Devon Gray to take Responsibility for Books and Manuscripts at Skinners
- by Bruce E. McKinney
Devon Gray
Devon Gray has been appointed Director and Department Head of Fine Books and Manuscripts at Skinner’s in Boston. She replaces Stuart Whitehurst who has retired. The firm, founded by Robert Skinner almost fifty years ago, conducts over sixty auctions a year across a variety of disciplines. Books, maps, manuscripts and ephemera are the focus of a single sale each November and are also included in monthly discovery sales. In years past the firm held two annual specialist sales in the category and it is Ms. Gray’s aim to do so and more in the future.
The timing is good for the firm to be refocusing on the works on paper category, as there has been a pronounced shift from listing sites where material has been slow to sell to the rooms where on an average week 70% changes hands at each event. For Skinners it’s an opportunity.

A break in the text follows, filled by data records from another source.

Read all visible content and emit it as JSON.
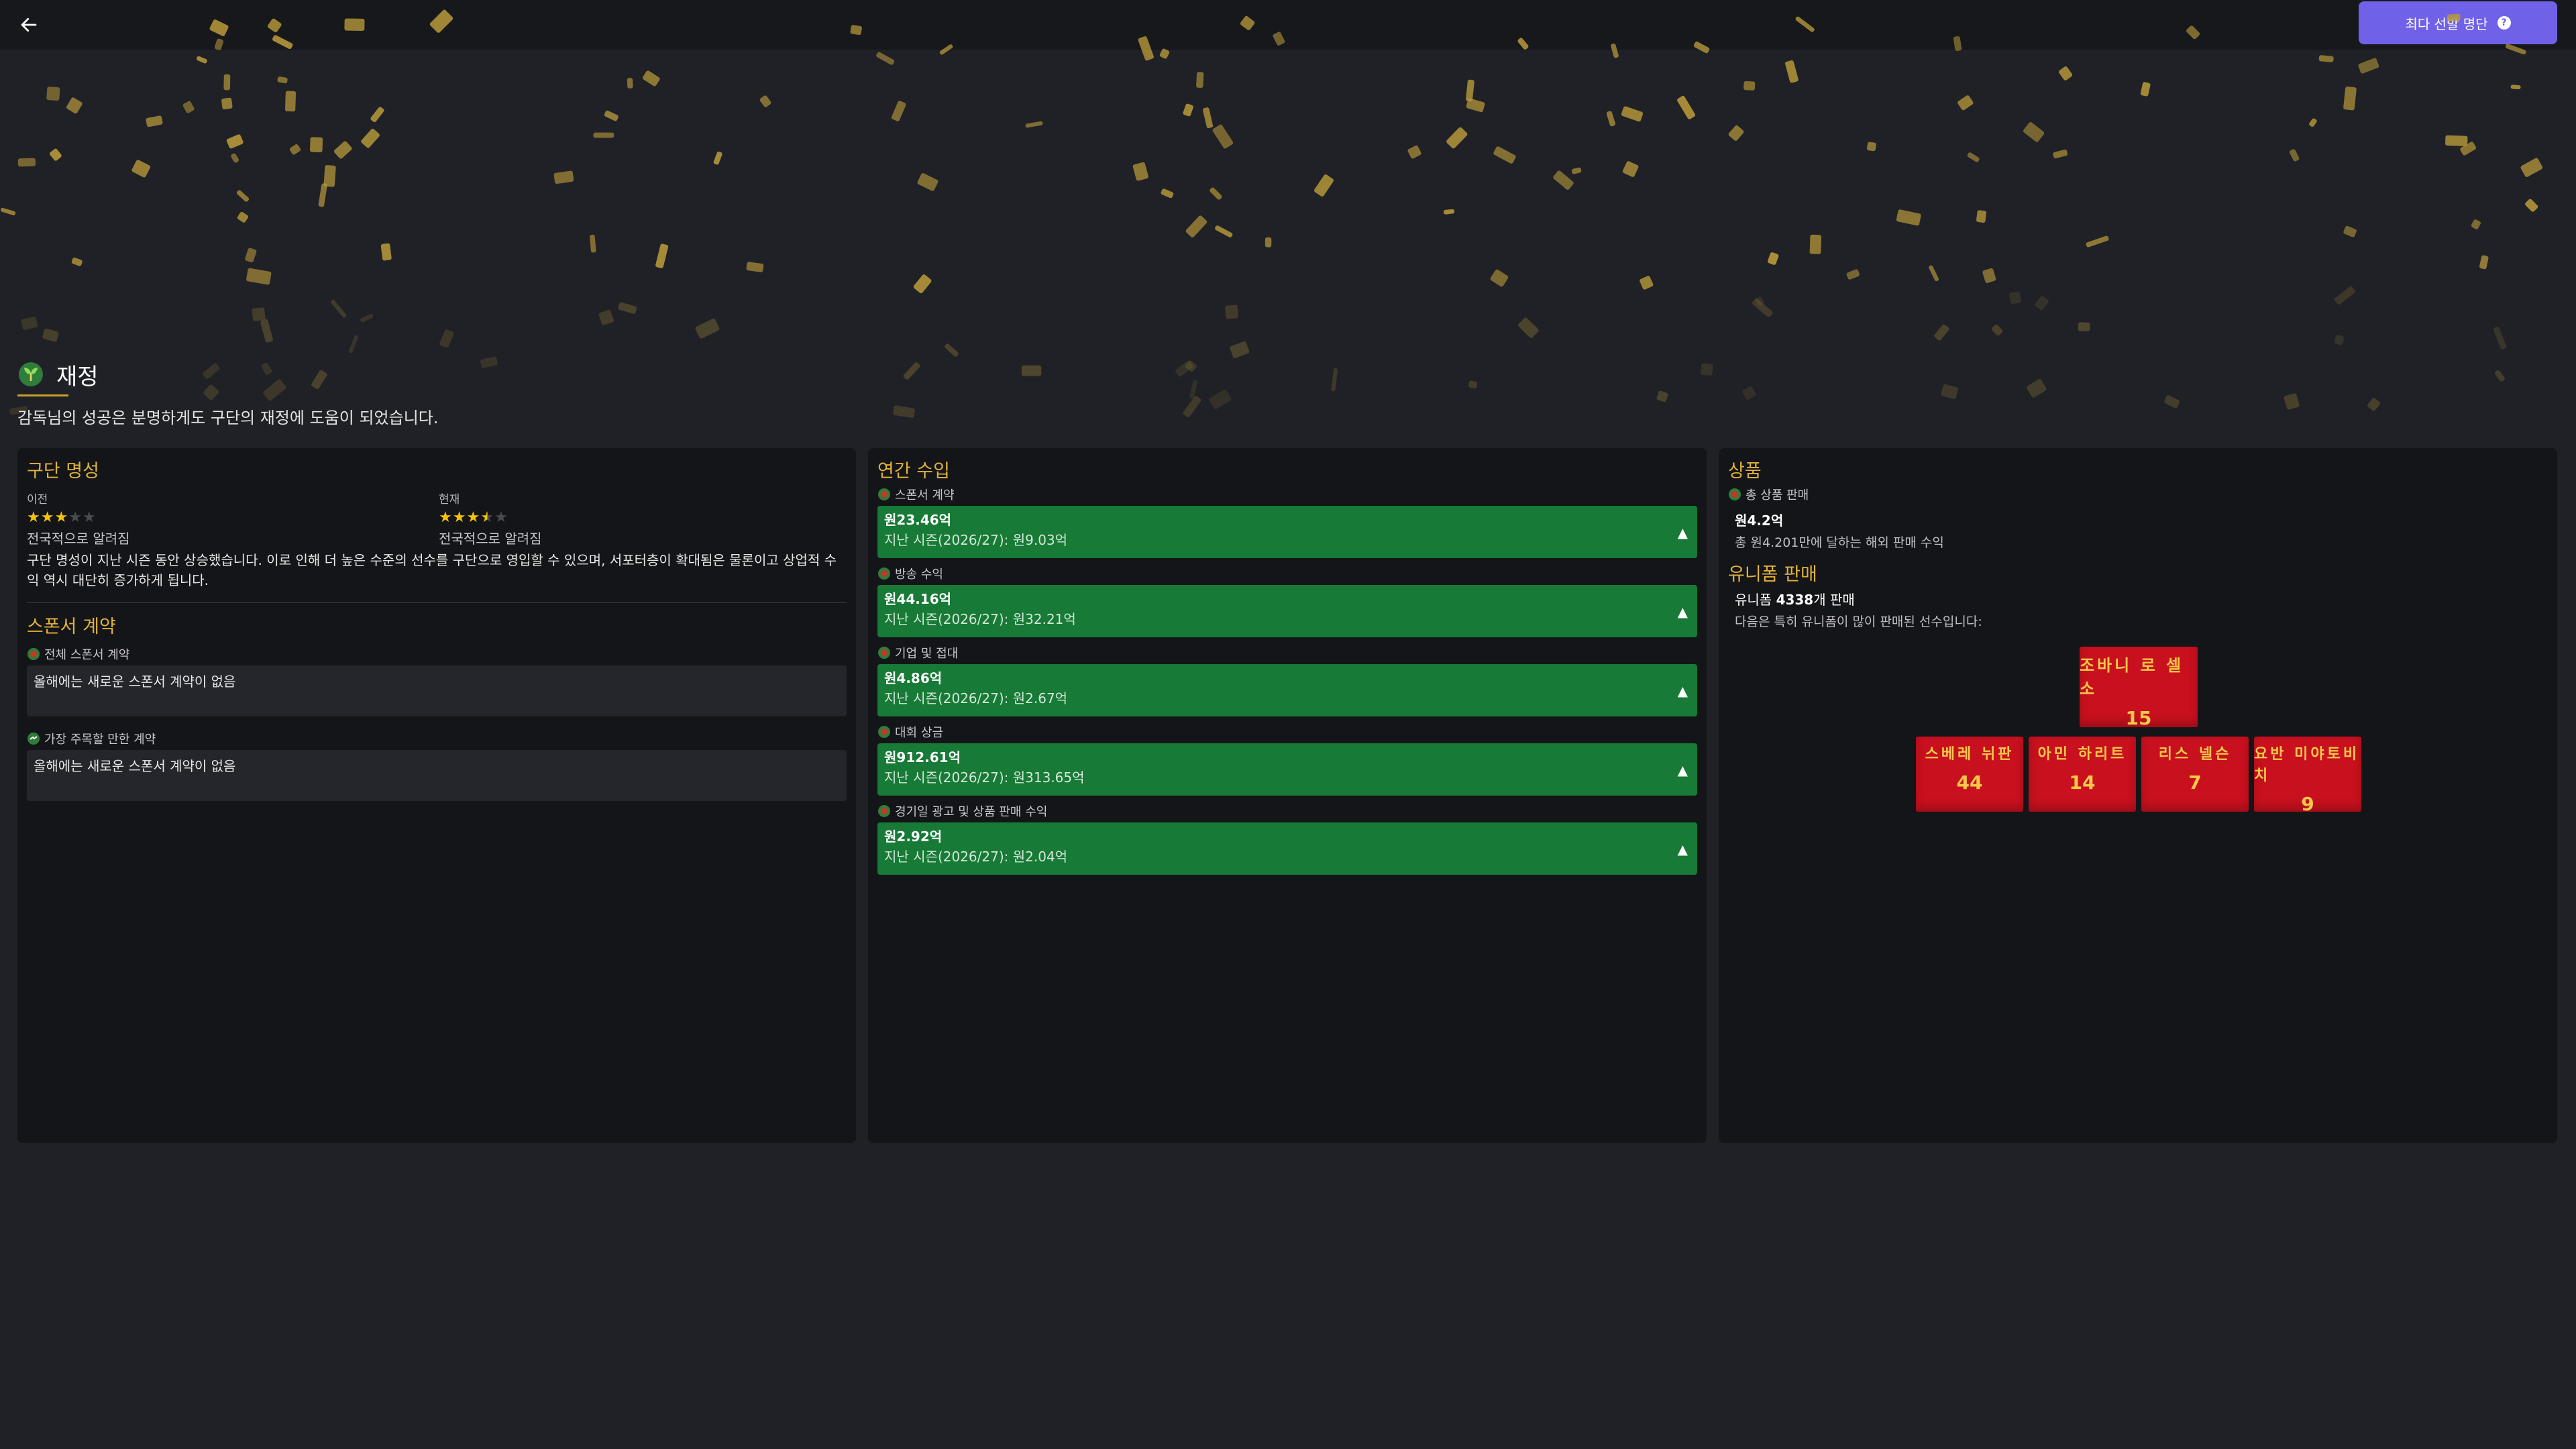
{
  "topbar": {
    "back_icon": "arrow-left-icon",
    "primary_button": {
      "label": "최다 선발 명단",
      "icon": "help-circle-icon"
    }
  },
  "section": {
    "icon": "finance-plant-icon",
    "title": "재정",
    "description": "감독님의 성공은 분명하게도 구단의 재정에 도움이 되었습니다."
  },
  "reputation": {
    "title": "구단 명성",
    "previous": {
      "label": "이전",
      "stars": 3,
      "max": 5,
      "text": "전국적으로 알려짐"
    },
    "current": {
      "label": "현재",
      "stars": 3.5,
      "max": 5,
      "text": "전국적으로 알려짐"
    },
    "description": "구단 명성이 지난 시즌 동안 상승했습니다. 이로 인해 더 높은 수준의 선수를 구단으로 영입할 수 있으며, 서포터층이 확대됨은 물론이고 상업적 수익 역시 대단히 증가하게 됩니다."
  },
  "sponsors": {
    "title": "스폰서 계약",
    "all": {
      "label": "전체 스폰서 계약",
      "text": "올해에는 새로운 스폰서 계약이 없음"
    },
    "notable": {
      "label": "가장 주목할 만한 계약",
      "text": "올해에는 새로운 스폰서 계약이 없음"
    }
  },
  "income": {
    "title": "연간 수입",
    "items": [
      {
        "label": "스폰서 계약",
        "value_prefix": "원",
        "value": "23.46",
        "value_suffix": "억",
        "previous": "지난 시즌(2026/27): 원9.03억",
        "trend": "up"
      },
      {
        "label": "방송 수익",
        "value_prefix": "원",
        "value": "44.16",
        "value_suffix": "억",
        "previous": "지난 시즌(2026/27): 원32.21억",
        "trend": "up"
      },
      {
        "label": "기업 및 접대",
        "value_prefix": "원",
        "value": "4.86",
        "value_suffix": "억",
        "previous": "지난 시즌(2026/27): 원2.67억",
        "trend": "up"
      },
      {
        "label": "대회 상금",
        "value_prefix": "원",
        "value": "912.61",
        "value_suffix": "억",
        "previous": "지난 시즌(2026/27): 원313.65억",
        "trend": "up"
      },
      {
        "label": "경기일 광고 및 상품 판매 수익",
        "value_prefix": "원",
        "value": "2.92",
        "value_suffix": "억",
        "previous": "지난 시즌(2026/27): 원2.04억",
        "trend": "up"
      }
    ]
  },
  "merchandise": {
    "title": "상품",
    "total_label": "총 상품 판매",
    "total_value": "원4.2억",
    "total_sub": "총 원4.201만에 달하는 해외 판매 수익",
    "kit_title": "유니폼 판매",
    "kit_sales_prefix": "유니폼 ",
    "kit_sales_count": "4338",
    "kit_sales_suffix": "개 판매",
    "kit_sub": "다음은 특히 유니폼이 많이 판매된 선수입니다:",
    "shirt_color": "#c8101e",
    "shirt_text_color": "#f7c948",
    "players": [
      {
        "name": "조바니 로 셀소",
        "number": "15"
      },
      {
        "name": "스베레 뉘판",
        "number": "44"
      },
      {
        "name": "아민 하리트",
        "number": "14"
      },
      {
        "name": "리스 넬슨",
        "number": "7"
      },
      {
        "name": "요반 미야토비치",
        "number": "9"
      }
    ]
  }
}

The firm specializes in estate sales of all types that often include important and collectible materials to be set aside for the specialist sale each November, a sale timed to coincide with the ABAA’s Boston Book Fair. In recent year important items have been sold and achieved significant prices.
In 2010 a previously undiscovered broadside copy of the Declaration of Independence was sold on November 14th for $693,500. In 2004 a rare John Wilkes Booth letter brought $79,900.
Ms. Gray joins Skinner after more than two decades as co-owner and co-founder of James and Devon Gray Booksellers in Harvard Square. Her expertise is in early books. She has also been a bookbinder and is the owner of the Larksfoot Bindery in Princeton, Massachusetts. She is married to James Gray of Cambridge, is the granddaughter of Roy Featherstone of Milton, New York and continues his interest in books and their history.
In taking responsibility for books at Skinner’s she joins a storied line of auctioneers and auction houses in New England that have held high their wares in pursuit of fair bids. Her piece of it is the identification and description of the saleable.